Die weite Ausdehnung des Territoriums der Comanche und ihre Dominanz in den südlichen Plains im späten 18. und der ersten Hälfte des 19. Jahrhunderts beruhte auf deren Sieg über die Plains-Apache.[2]

Das häufige Vorhandensein militärischer Aktivitäten, das wie bei den Sioux bei den meisten anderen Stämmen des Plains- sowie Präriegebietes der Fall war, blieb nicht ohne Folgen: Der Krieg spielte in deren Denken und Alltag eine besondere Rolle; dies schlug sich in den Sitten sowie der materiellen Kultur nieder. Diese Gesichtspunkte bilden neben den in direktem Zusammenhang mit der Planung und Durchführung von militärischen Unternehmungen stehenden Bräuchen das Thema dieser Seminararbeit.

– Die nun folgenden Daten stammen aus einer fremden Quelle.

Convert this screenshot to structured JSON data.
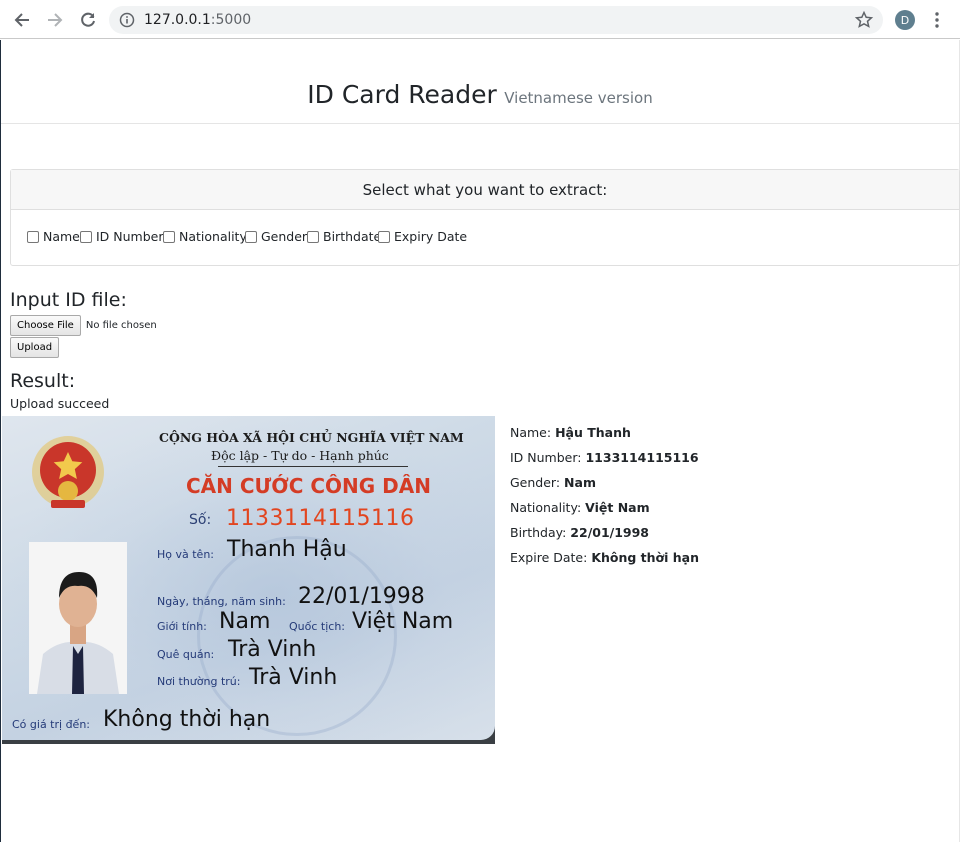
{
  "browser": {
    "url_host": "127.0.0.1",
    "url_port": ":5000",
    "profile_initial": "D"
  },
  "header": {
    "title": "ID Card Reader",
    "subtitle": "Vietnamese version"
  },
  "extract_card": {
    "title": "Select what you want to extract:",
    "options": [
      {
        "label": "Name",
        "checked": false
      },
      {
        "label": "ID Number",
        "checked": false
      },
      {
        "label": "Nationality",
        "checked": false
      },
      {
        "label": "Gender",
        "checked": false
      },
      {
        "label": "Birthdate",
        "checked": false
      },
      {
        "label": "Expiry Date",
        "checked": false
      }
    ]
  },
  "input_section": {
    "heading": "Input ID file:",
    "choose_file_label": "Choose File",
    "file_status": "No file chosen",
    "upload_label": "Upload"
  },
  "result_section": {
    "heading": "Result:",
    "status": "Upload succeed"
  },
  "id_card_image": {
    "republic": "CỘNG HÒA XÃ HỘI CHỦ NGHĨA VIỆT NAM",
    "motto": "Độc lập - Tự do - Hạnh phúc",
    "card_title": "CĂN CƯỚC CÔNG DÂN",
    "so_label": "Số:",
    "number": "1133114115116",
    "name_label": "Họ và tên:",
    "name": "Thanh Hậu",
    "dob_label": "Ngày, tháng, năm sinh:",
    "dob": "22/01/1998",
    "gender_label": "Giới tính:",
    "gender": "Nam",
    "nationality_label": "Quốc tịch:",
    "nationality": "Việt Nam",
    "hometown_label": "Quê quán:",
    "hometown": "Trà Vinh",
    "residence_label": "Nơi thường trú:",
    "residence": "Trà Vinh",
    "expiry_label": "Có giá trị đến:",
    "expiry": "Không thời hạn"
  },
  "results": [
    {
      "label": "Name:",
      "value": "Hậu Thanh"
    },
    {
      "label": "ID Number:",
      "value": "1133114115116"
    },
    {
      "label": "Gender:",
      "value": "Nam"
    },
    {
      "label": "Nationality:",
      "value": "Việt Nam"
    },
    {
      "label": "Birthday:",
      "value": "22/01/1998"
    },
    {
      "label": "Expire Date:",
      "value": "Không thời hạn"
    }
  ]
}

Der Zeitpunkt der Betrachtung reicht grundsätzlich vom Beginn der Kontakte zu den Weißen bis zur Aufzwingung des Reservationssystems durch die Vereinigten Staaten. Aufgrund der besonderen Dichte des Materials, das aus dieser Zeit vorhanden ist, liegt der zeitliche Schwerpunkt auf dem 19. Jahrhundert.

2. Materielle Kultur

2.1. Waffen

Offensivwaffen, die bereits vor Einflussnahme der Weißen vorhanden waren, stellten Pfeil und Bogen, Lanze und Keule dar.

Der Bogen konnte entweder in einer einfachen Ausführung, durch Umwickeln mit Sehnen verstärkt, oder als Kompositbogen hergestellt werden. Am liebsten wurde Eschen-, Ulmen-, Orange-, Hickory-, oder Chokocherryholz verwendet, wobei es regionale Unterschiede gab,

die an dem im jeweiligen Territorium eines Stammes vorhandenen Baumbestand orientiert waren. Das Bogenholz wurde geschabt, geformt, eingefettet und getrocknet. Bei der Verstärkung wurde die Sehne mit Leim getränkt und um den Bogen gewickelt. Kompositbögen fanden v. a. bei den Gros Ventre, Crow, Wind River Shoshone, Teton, Cheyenne und Comanche Verwendung. Sie setzten sich aus drei bis vier Teilen zusammen, als Material wurde Horn vom Bison, Wapiti oder Bergschaf verwendet. Die Hornstücke wurden durch Weichen in Wasser flexibel gemacht, während dem zusammengefügten Bogen ebenfalls durch Umwickeln mit Tiersehnen Festigkeit verliehen wurde. Entsprechend dieser aufwändigen Fertigung stellte eine solche Waffe einen bedeutenden materiellen Wert dar: Bei den Comanche wurde er gegen sechs bis zwanzig Pferde getauscht. Bogensehnen wurden gewöhnlich aus zusammengedrehten Flechsen vom Rücken eines Bisons oder vom Unterschenkel eines Hirsches gefertigt, die Länge eines Bogens betrug 100 bis 130 Zentimeter.

Pfeilspitzen bestanden bis in die erste Hälfe des 19. Jahrhunderts aus Knochen, Horn oder Stein; als Flugstabilisatoren wurden Eulen- Bussard- und Truthahnfedern radial am Holzschaft angebracht.[3]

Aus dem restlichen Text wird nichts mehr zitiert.